Starting KM in Your Organization: Here’s Your Strategic Road Map (Tenth Stop: Set Up Your Metrics)
Guy St. Clair
The question we’re exploring: If you were given the task of starting KM in your organization, how would you begin? Let’s continue with our strategic road map:
Keep in mind that your KM start-up initiative won’t amount to much if you and your team can’t describe your progress. Milestones for monitoring and measuring success along the way have to be in place, and there are any number of management resources that can be brought into play.
One place to begin is to ask, “What factors influence success in this company?” In Critical Success Factors: Management Metrics, Return-on-Investment, and Effectiveness Measures for Knowledge Services, Dale Stanley and I came up with these:
1. Is the acquisition of selected information, knowledge, and strategic learning management tools cost-effective?
2. Are the costs of maintaining these knowledge assets higher than the benefits?
3. How well are knowledge assets supporting strengthened decision making, accelerated innovation, and improved research in the company?
4. Does the structure for managing intellectual capital match the corporate function? (For example, is there a need for a stand-alone functional unit devoted to providing and/or managing one or another of the several types of research assets required by the larger enterprise? Or should assets be managed in relation to the functions they support?)
Finally, as you think about how (and what) you’ll measure, ask these questions:
1. Who will be receiving the information and making judgments based on the metrics?
2. What do those people want (or need) to know?
3. How will the metrics be used? Are decisions based on these metrics?
Give serious thought to how you will measure KM, knowledge services, and the connection between the company’s knowledge strategy and its overall effectiveness. Don’t get weighed down with so many details that you lose track of what you’re measuring, and be sure that you speak with others who understand what you’re doing and can help you establish milestones.
Above all, be flexible. None of what you’re doing is “carved in stone” and more than anything else, you want to set up a knowledge development and knowledge sharing (KD/KS) framework. If you’re measuring what you’re doing, your KM start-up is on its way to success.
- Guy St. Clair
Next Stop: Journey’s End?
Dear Guy:
This is so helpful – I’m actually interviewing for a knowledge management job!
Best,
Judy Lee
Hazel Strachan at LinkedIn’s Knowledge Management Group writes:
I have been reading the literature on KM and I find that organization culutre is one of the key determinants of the successful implementation of km. The process of learning is often curtailed by the relational and emotional issues inherent in the politics of organizing.

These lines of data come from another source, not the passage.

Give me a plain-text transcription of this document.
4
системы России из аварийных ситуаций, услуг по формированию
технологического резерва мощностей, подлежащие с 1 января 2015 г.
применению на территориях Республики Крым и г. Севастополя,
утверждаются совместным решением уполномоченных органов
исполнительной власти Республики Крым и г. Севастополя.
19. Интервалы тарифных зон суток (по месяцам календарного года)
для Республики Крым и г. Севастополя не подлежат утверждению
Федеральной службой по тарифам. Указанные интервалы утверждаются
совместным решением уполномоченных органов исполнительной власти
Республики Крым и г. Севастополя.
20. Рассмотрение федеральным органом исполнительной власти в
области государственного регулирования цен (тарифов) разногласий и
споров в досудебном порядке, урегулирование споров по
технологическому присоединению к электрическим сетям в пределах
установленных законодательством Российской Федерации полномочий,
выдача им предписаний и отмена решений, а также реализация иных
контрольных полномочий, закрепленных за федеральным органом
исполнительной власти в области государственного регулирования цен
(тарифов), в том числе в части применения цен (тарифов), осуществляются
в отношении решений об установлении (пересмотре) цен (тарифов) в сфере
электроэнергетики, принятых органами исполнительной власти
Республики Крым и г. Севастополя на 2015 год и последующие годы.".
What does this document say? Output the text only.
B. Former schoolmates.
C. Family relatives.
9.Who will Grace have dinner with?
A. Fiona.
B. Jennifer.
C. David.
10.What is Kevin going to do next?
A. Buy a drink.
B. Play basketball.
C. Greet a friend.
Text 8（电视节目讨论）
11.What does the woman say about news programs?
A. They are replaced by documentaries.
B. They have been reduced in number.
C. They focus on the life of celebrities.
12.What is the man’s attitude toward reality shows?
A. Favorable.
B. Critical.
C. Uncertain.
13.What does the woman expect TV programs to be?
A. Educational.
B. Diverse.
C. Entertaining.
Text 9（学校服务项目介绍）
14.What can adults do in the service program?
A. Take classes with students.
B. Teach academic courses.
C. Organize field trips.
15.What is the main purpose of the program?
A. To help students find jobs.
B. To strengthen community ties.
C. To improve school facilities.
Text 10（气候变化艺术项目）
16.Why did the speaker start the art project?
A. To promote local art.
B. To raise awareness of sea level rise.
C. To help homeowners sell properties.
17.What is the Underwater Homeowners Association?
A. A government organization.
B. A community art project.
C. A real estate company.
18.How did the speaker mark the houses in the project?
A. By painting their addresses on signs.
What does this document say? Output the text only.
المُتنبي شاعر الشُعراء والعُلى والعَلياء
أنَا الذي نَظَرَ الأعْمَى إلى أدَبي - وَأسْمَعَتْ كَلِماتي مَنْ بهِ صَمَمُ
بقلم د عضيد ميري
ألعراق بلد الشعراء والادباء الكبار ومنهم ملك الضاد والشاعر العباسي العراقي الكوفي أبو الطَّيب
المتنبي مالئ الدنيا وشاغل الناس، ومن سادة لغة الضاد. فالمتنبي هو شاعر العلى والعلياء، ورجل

Guy St. Clair responds: You’re absolutely correct, Hazel, and it’s one of the big issues we have to deal with, almost on an on-going basis. The success of knowledge services, which brings together information management, KM, and strategic learning, is totally dependent of how people in the organization interact about knowledge-related issues, and that’s all connected to what I refer to as the company’s knowledge culture. Thank you for pointing this out.